EXHUMED released a self-titled demo in 1991 and immediately hit the California live circuit.
PAUL: Those guys were based deep in the San Jose suburbs, which made getting up to San Francisco quite a trek. That’s what impressed me about EXHUMED – they had the tenacity to get in the car, drive everywhere, play pay-to-play gigs, whatever it took. I got along really well with their bassist, Ben Marrs; he was writing to a bunch of underground bands at the time.
By then, Paul had also expanded his domestic underground network far beyond California.
PAUL: I was writing to East Coast bands like INCANTATION, IMMOLATION, MORPHEUS DESCENDS, and BAPHOMET. The biggest turning point, though, came when Wild Rags released the NECROPHOBIC demo, which prompted me to contact David Parland.

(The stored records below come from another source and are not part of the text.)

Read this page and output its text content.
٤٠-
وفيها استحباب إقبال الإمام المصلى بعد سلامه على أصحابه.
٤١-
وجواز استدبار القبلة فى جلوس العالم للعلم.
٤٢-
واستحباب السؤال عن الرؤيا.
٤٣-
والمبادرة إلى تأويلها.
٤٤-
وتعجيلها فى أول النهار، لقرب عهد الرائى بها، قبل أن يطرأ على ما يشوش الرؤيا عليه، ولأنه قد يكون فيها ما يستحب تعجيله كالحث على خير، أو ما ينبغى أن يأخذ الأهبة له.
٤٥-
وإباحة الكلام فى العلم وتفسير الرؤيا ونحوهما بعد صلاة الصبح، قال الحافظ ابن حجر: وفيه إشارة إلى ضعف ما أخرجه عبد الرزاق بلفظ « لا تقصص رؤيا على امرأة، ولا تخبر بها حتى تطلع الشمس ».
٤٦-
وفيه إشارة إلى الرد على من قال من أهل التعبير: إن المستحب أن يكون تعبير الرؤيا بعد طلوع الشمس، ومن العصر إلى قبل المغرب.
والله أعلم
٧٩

Wild Rags Records – an underground label and record shop based in Montebello, California – released Swedish death metal band NECROPHOBIC’s 1991 demo “Unholy Prophecies”. Their guitarist, David ‘Blackmoon’ Parland, later co-founded DARK FUNERAL.
PAUL: Things just exploded from there. Not long after that, more Swedes entered the picture – Tompa from AT THE GATES, especially, plus members from LOBOTOMY, DARK TRANQUILLITY, and NECRONY. Their demos came in right alongside all this other stuff.